For determination of microbiome, we weighed the SI ileum region and feces, added sterilized PBS (Life Technologies, Carlsbad, CA), and vortexed the samples until homogenous. Each sample was diluted and placed on universal medium for the growth of anaerobic (Luria-Bertani broth [USB, Cleveland, OH]) and aerobic (Bacto agar [BD Pharmingen]) bacteria. The former were grown in an anaerobic chamber, and colonies were counted after incubation at 37°C for 72 h. Colonies were further classified using a selective medium, such as MacConkey agar (BBL, Baltimore, MD) for Escherichia coli, Bacteroides bile esculin agar (BBL) for Bacteroides fragilis, enterococcosel agar (BBL) for enterococci and group D streptococci, Clostridiumdifficile selective agar (BBL) for C. difficile, and lactobacilli MRS agar (Difco, Franklin Lakes, NJ) for Lactobacillus species. All agar plates were made according to the manufacturer's protocol (BBL).
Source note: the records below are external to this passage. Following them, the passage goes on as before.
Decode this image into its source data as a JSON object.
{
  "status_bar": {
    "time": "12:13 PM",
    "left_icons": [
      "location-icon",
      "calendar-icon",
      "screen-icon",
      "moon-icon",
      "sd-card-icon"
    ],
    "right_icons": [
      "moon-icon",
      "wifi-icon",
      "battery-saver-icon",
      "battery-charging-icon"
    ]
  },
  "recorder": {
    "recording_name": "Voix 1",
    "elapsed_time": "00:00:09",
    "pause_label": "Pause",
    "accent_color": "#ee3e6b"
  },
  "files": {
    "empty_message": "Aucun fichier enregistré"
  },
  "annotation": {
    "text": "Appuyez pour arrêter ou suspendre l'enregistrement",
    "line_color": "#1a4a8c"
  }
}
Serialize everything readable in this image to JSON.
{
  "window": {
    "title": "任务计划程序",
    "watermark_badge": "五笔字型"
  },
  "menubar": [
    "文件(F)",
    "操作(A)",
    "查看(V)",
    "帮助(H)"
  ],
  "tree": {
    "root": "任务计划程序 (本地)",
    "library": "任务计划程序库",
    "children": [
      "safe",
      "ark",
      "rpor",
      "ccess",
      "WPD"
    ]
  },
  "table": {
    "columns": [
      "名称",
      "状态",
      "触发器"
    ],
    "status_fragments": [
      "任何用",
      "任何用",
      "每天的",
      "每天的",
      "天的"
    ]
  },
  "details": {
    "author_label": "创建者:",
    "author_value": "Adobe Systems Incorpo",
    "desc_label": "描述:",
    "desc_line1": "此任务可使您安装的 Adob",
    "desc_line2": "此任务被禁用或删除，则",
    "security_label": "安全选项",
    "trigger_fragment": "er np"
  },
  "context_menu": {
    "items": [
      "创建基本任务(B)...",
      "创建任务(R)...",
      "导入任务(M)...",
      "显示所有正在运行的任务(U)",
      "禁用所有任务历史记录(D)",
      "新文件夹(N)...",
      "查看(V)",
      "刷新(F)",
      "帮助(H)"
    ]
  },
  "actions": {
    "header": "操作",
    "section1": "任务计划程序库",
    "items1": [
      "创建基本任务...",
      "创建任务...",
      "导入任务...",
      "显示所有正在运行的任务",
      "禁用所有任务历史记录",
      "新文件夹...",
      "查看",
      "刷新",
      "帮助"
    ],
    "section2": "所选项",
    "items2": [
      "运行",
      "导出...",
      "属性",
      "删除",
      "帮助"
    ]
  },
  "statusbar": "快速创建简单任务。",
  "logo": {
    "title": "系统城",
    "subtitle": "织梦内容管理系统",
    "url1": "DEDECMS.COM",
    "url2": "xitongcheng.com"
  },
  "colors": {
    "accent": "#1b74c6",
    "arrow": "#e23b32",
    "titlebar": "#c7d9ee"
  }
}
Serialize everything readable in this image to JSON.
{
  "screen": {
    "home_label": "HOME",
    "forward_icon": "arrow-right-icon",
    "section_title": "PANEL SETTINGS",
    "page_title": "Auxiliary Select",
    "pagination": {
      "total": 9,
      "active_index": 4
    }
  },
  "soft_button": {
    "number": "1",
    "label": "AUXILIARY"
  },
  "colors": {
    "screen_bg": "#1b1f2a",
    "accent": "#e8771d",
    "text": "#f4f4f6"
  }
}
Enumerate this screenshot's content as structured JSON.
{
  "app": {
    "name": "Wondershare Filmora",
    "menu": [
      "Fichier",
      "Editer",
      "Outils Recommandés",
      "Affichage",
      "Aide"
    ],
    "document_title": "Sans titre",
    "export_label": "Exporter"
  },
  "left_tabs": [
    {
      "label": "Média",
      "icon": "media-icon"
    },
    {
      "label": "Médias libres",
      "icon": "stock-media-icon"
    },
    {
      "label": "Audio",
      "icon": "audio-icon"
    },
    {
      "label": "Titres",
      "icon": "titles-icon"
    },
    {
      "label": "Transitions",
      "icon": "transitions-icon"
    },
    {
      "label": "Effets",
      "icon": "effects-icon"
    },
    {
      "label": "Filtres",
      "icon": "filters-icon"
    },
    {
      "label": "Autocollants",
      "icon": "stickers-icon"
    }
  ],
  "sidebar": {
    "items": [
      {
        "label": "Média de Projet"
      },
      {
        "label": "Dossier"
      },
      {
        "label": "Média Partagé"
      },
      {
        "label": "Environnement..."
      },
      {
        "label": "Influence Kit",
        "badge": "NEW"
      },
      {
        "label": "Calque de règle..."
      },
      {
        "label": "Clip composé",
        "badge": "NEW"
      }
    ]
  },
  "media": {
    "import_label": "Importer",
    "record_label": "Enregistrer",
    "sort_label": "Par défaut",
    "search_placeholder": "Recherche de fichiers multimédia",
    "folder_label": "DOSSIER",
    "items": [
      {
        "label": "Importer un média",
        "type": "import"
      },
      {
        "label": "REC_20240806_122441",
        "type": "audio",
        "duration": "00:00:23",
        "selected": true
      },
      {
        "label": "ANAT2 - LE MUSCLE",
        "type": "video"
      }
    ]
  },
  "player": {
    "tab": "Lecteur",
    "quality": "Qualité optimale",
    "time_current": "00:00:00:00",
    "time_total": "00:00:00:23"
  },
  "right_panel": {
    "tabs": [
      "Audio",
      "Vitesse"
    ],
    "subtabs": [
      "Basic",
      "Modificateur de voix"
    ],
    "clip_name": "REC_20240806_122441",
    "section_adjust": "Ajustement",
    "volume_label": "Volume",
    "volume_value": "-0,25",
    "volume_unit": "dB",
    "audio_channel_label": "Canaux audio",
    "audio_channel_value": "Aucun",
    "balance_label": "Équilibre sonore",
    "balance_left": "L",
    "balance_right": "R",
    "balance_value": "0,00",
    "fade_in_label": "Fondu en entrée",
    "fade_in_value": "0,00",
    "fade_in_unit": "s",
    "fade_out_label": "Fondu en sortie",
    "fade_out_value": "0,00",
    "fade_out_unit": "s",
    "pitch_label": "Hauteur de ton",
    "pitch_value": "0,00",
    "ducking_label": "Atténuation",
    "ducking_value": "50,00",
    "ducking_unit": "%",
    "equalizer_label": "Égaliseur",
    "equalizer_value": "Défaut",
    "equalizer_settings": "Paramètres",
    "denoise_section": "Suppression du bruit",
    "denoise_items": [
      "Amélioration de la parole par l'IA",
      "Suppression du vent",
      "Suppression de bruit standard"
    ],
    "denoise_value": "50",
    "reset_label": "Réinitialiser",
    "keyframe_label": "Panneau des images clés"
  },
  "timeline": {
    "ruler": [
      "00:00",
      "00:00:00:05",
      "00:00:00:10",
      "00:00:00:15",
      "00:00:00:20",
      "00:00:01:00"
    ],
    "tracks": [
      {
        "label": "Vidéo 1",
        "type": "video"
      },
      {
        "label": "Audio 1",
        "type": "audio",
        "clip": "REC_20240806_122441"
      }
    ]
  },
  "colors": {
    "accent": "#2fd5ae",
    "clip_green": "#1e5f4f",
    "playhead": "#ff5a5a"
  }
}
DCs from MLN, PP, or SI-LP were isolated, as described previously (26). For isolation of DCs from SI-LP, tissue pieces were treated with RPMI 1640 containing 2% FBS and 0.5 mM EDTA for 20 min at 37°C to remove epithelial cells. This step was repeated twice. Tissues were then digested with 400 MandI U/ml collagenase D (Roche Applied Science, Mannheim, Germany) and 10 μg/ml DNase I (Sigma-Aldrich, St. Louis, MO) in RPMI 1640 containing 10% FBS and digested for 30–90 min at 37°C. CD11c+ DCs were enriched by using a Percoll solution (Amersham Biosciences, Uppsala, Sweden), and subsequently by positive selection using anti-CD11c microbeads, according to the manufacturer’s protocol (Miltenyi Biotec, Auburn, CA).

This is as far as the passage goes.